Pertemuan dan Kehidupan Pertama #Reinkarnasi
“Nyaaaw... Ikaaan jangan lariiiii” teriak seorang laki laki mungil yang berdiri meniti di atas genting rumah
Sebuah pemandangan tak biasa, hal itu ditangkap oleh tuan muda Min yang kebetulan sedang berjalan pulang seusai melihat festival.
Hmm. Anak laki laki mengejar ikan? Di atas genting?
Sesuatu hal yang janggal namun sangat menarik, tanpa sadar tuan muda Min mengikuti pemuda itu yang terlihat sangat lincah berlari di atas genting yang tak rata, bagai kucing yang melesat dari satu atap ke atap yang lain.

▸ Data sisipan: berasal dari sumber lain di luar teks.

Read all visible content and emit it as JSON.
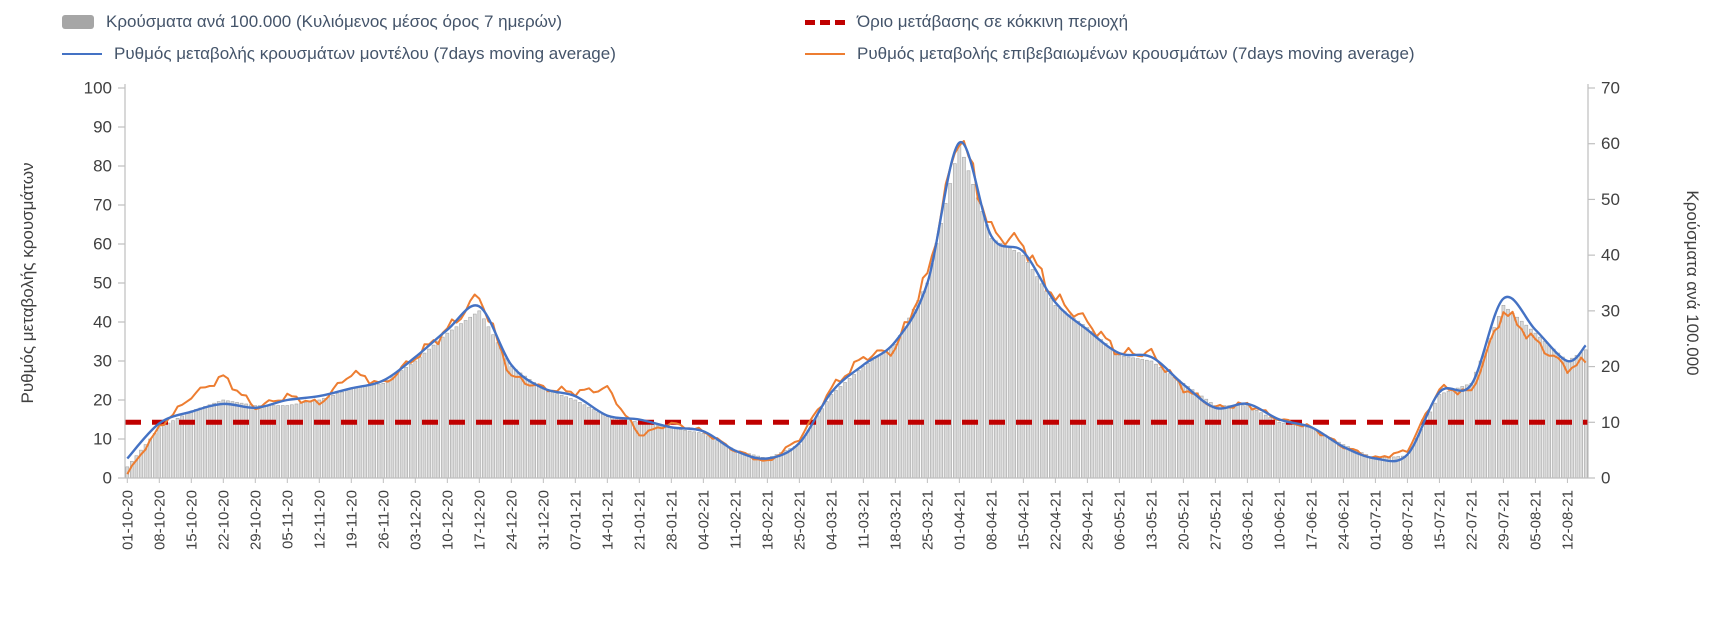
{
  "legend": {
    "cases": "Κρούσματα ανά 100.000 (Κυλιόμενος μέσος όρος 7 ημερών)",
    "threshold": "Όριο μετάβασης σε κόκκινη περιοχή",
    "model": "Ρυθμός μεταβολής κρουσμάτων μοντέλου (7days moving average)",
    "confirmed": "Ρυθμός μεταβολής επιβεβαιωμένων κρουσμάτων (7days moving average)"
  },
  "colors": {
    "bars_fill": "#d9d9d9",
    "bars_border": "#a6a6a6",
    "bars_legend": "#a6a6a6",
    "model_line": "#4472c4",
    "confirmed_line": "#ed7d31",
    "threshold_line": "#c00000",
    "axis_line": "#bfbfbf",
    "tick_text": "#404040",
    "background": "#ffffff"
  },
  "chart_data": {
    "type": "bar",
    "subtype": "composite: daily bars (right axis) + two lines (left axis) + dashed threshold line",
    "grid": false,
    "legend_position": "top",
    "x_resolution": "daily; weekly anchor values listed below (one per x tick label), intermediate days interpolated",
    "x_tick_labels": [
      "01-10-20",
      "08-10-20",
      "15-10-20",
      "22-10-20",
      "29-10-20",
      "05-11-20",
      "12-11-20",
      "19-11-20",
      "26-11-20",
      "03-12-20",
      "10-12-20",
      "17-12-20",
      "24-12-20",
      "31-12-20",
      "07-01-21",
      "14-01-21",
      "21-01-21",
      "28-01-21",
      "04-02-21",
      "11-02-21",
      "18-02-21",
      "25-02-21",
      "04-03-21",
      "11-03-21",
      "18-03-21",
      "25-03-21",
      "01-04-21",
      "08-04-21",
      "15-04-21",
      "22-04-21",
      "29-04-21",
      "06-05-21",
      "13-05-21",
      "20-05-21",
      "27-05-21",
      "03-06-21",
      "10-06-21",
      "17-06-21",
      "24-06-21",
      "01-07-21",
      "08-07-21",
      "15-07-21",
      "22-07-21",
      "29-07-21",
      "05-08-21",
      "12-08-21"
    ],
    "axes": {
      "left": {
        "title": "Ρυθμός μεταβολής κρουσμάτων",
        "min": 0,
        "max": 100,
        "step": 10,
        "ticks": [
          100,
          90,
          80,
          70,
          60,
          50,
          40,
          30,
          20,
          10,
          0
        ]
      },
      "right": {
        "title": "Κρούσματα ανά 100.000",
        "min": 0,
        "max": 70,
        "step": 10,
        "ticks": [
          70,
          60,
          50,
          40,
          30,
          20,
          10,
          0
        ]
      }
    },
    "series": [
      {
        "role": "cases",
        "name": "Κρούσματα ανά 100.000 (Κυλιόμενος μέσος όρος 7 ημερών)",
        "type": "bar",
        "axis": "right",
        "color": "#d9d9d9",
        "border": "#a6a6a6",
        "weekly_values": [
          2,
          9,
          12,
          14,
          13,
          13,
          14,
          16,
          17,
          21,
          26,
          30,
          20,
          16,
          14,
          11,
          10,
          9,
          8,
          5,
          3.5,
          6,
          15,
          20,
          24,
          35,
          60,
          43,
          40,
          31,
          27,
          22,
          21,
          17,
          13,
          13,
          10,
          9,
          6,
          3.5,
          4,
          15,
          17,
          31,
          26,
          21
        ]
      },
      {
        "role": "model",
        "name": "Ρυθμός μεταβολής κρουσμάτων μοντέλου (7days moving average)",
        "type": "line",
        "axis": "left",
        "color": "#4472c4",
        "weekly_values": [
          5,
          14,
          17,
          19,
          18,
          20,
          21,
          23,
          25,
          31,
          38,
          44,
          29,
          23,
          21,
          16,
          15,
          13,
          12,
          7,
          5,
          9,
          22,
          29,
          35,
          50,
          86,
          62,
          58,
          45,
          38,
          32,
          31,
          24,
          18,
          19,
          15,
          13,
          8,
          5,
          6,
          22,
          24,
          46,
          38,
          30
        ]
      },
      {
        "role": "confirmed",
        "name": "Ρυθμός μεταβολής επιβεβαιωμένων κρουσμάτων (7days moving average)",
        "type": "line",
        "axis": "left",
        "color": "#ed7d31",
        "weekly_values": [
          1,
          13,
          21,
          26,
          18,
          21,
          19,
          27,
          24,
          31,
          38,
          47,
          26,
          23,
          22,
          23,
          11,
          14,
          12,
          7,
          4,
          10,
          23,
          31,
          33,
          52,
          89,
          63,
          60,
          46,
          40,
          32,
          32,
          23,
          18,
          19,
          15,
          13,
          8,
          5,
          7,
          23,
          22,
          43,
          35,
          28
        ]
      }
    ],
    "threshold": {
      "label": "Όριο μετάβασης σε κόκκινη περιοχή",
      "axis": "right",
      "value": 10,
      "color": "#c00000",
      "style": "dashed"
    },
    "tail": {
      "offset_days": 4,
      "cases": 23,
      "model": 34,
      "confirmed": 30
    }
  }
}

“Ikaaaaan... Eeehhhh.... Aaaaahhh.....” , anak laki laki itu melompat tinggi dari satu pucuk atap dan kehilangan pijakannya.
Hupp.
Dengan tangkas, tuan muda Min menangkap tubuh pemuda itu.
Indah.
Itu yang terlintas di benaknya kala melihat sosok pemuda yang membuatnya penasaran dari dekat.
Bibirnya tebal merona merah, rambutnya hitan tebal dengan pipi merona merah, serta badan yang langsing tapi padat.
Kaget, anak laki laki itu tak menyangka akan ada yang menangkapnya.
“Tttuuuaan....” , cicitnya pelan dengan mata membola dan bibir mengerucut lucu.
Tak menjawab tuan muda Min terpesona dengan keindahan anak laki laki di dekapannya sampai dilihatnya sesuatu yang bergerak gerak pelan di puncak kepala anak itu.
Telinga? Sepasang telinga kucing menyembul di atas kepalanya.
Ah.. Pantaslah dia mahir melompat lompat.
Menyadari penolongnya menatapi kepalanya, si anak lagi laki segera melompat turun sambil berusaha menutupi telinga kucingnya.
Kalah cepat, tuan muda Min menangkap pergelangan tangannya
“Tuaan.. Ampuuun jangan bawa Jimin ke kuil. Ampun... Maaf maaaf,” katanya sambil berurai air mata.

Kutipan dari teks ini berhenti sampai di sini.